‘‘Le parti au pouvoir en avait fait une promesse de campagne’’
Par Dahn Habib Sénamblé avec Rfi
Dakar, 19 février 2026 – Le gouvernement sénégalais a adopté mercredi en Conseil des ministres un projet de loi visant à renforcer la répression des actes homosexuels, a-t-on appris de source officielle, un texte qui doit encore être soumis au vote des députés.
Porté par l’exécutif, le projet prévoit de modifier l’article 319 du Code pénal, qui sanctionne les actes dits « contre nature », en doublant les peines d’emprisonnement – jusqu’à dix ans – et en alourdissant les amendes, qui pourraient atteindre 10 millions de francs CFA contre 1,5 million actuellement.
Extension des sanctions à « l’apologie »
La principale nouveauté du texte réside dans l’extension des sanctions à toute personne ou organisation se rendant coupable d’« apologie » des relations homosexuelles.
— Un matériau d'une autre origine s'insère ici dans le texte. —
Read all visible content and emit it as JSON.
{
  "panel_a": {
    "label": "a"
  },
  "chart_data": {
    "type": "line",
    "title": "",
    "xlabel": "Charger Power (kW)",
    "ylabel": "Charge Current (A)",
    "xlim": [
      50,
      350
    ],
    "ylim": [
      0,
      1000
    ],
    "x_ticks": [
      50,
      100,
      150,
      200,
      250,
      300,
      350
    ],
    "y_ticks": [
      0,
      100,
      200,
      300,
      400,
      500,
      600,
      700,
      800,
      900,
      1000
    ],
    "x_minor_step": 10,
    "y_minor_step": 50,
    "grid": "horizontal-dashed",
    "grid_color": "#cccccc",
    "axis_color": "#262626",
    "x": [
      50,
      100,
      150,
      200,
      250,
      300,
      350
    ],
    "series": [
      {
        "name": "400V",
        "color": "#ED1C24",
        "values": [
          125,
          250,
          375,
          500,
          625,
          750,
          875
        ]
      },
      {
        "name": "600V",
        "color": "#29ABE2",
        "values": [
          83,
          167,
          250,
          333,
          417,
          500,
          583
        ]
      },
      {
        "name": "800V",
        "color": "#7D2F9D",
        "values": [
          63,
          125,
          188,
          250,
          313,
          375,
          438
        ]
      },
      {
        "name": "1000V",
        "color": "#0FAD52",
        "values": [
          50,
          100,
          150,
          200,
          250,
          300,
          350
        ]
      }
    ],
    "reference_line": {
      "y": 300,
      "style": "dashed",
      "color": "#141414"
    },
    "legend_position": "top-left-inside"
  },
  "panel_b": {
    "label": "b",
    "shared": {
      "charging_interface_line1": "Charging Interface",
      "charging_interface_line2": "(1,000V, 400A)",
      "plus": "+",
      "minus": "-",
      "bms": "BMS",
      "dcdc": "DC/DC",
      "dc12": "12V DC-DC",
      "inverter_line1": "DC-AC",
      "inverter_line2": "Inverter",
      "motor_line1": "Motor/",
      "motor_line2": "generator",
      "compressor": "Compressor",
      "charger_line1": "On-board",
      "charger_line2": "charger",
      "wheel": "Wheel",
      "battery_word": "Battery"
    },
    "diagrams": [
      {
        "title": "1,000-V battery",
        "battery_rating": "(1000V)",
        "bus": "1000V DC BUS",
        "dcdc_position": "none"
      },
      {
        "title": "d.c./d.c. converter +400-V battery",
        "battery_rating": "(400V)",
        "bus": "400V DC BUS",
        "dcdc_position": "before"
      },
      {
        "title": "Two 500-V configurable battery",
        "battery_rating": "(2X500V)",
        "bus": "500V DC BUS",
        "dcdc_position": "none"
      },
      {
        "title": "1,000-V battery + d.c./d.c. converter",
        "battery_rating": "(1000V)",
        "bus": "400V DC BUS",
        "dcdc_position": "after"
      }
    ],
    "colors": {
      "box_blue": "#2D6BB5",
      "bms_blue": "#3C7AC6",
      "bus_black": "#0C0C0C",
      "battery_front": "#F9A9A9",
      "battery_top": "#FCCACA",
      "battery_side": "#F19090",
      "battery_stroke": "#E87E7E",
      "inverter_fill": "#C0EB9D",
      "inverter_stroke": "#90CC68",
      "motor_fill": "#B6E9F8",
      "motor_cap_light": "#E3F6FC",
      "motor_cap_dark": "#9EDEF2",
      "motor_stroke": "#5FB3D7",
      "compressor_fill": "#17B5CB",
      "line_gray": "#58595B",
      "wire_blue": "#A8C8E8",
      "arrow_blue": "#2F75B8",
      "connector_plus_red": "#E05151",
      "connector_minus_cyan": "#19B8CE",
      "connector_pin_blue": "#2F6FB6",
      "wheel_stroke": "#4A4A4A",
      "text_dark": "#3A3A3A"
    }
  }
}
« Toutes les organisations qui tentent d’encourager, que ce soit par des films, le cinéma, la télévision ou l’écrit, la philosophie LGBT (…) sont concernées », a déclaré le ministre de la Culture, Amadou Ba, cité par des médias locaux. Il a précisé que le projet prévoit également des sanctions contre les « dénonciations calomnieuses », afin d’éviter des accusations infondées.
Selon lui, quiconque accuserait une personne d’homosexualité sans preuve s’exposerait à une peine de deux à trois ans de prison et à une amende comprise entre 200 000 et 500 000 francs CFA.
Inquiétudes et critiques
L’annonce de ce projet intervient dans un contexte de tensions accrues, marqué ces derniers jours par l’arrestation de plusieurs hommes accusés d’« actes contre nature » et de transmission volontaire du VIH.
Des voix s’élèvent pour dénoncer une intensification des poursuites contre les personnes LGBT. Plusieurs témoignages évoquent un climat de crainte au sein de cette communauté.
L’organisation Human Rights Watch a critiqué un texte dont les termes, jugés « généraux » et « mal définis », pourraient selon elle ouvrir la voie à des atteintes à la liberté d’expression, d’association et à l’accès aux soins de santé.
« Criminaliser la promotion ou le financement de l’homosexualité pourrait entraver le travail d’ONG intervenant notamment dans la lutte contre le VIH », a estimé Alex Müller, responsable des questions LGBT au sein de l’ONG, appelant les autorités à respecter leurs engagements internationaux.
Avant son entrée en vigueur, le projet de loi devra être examiné et voté par l’Assemblée nationale.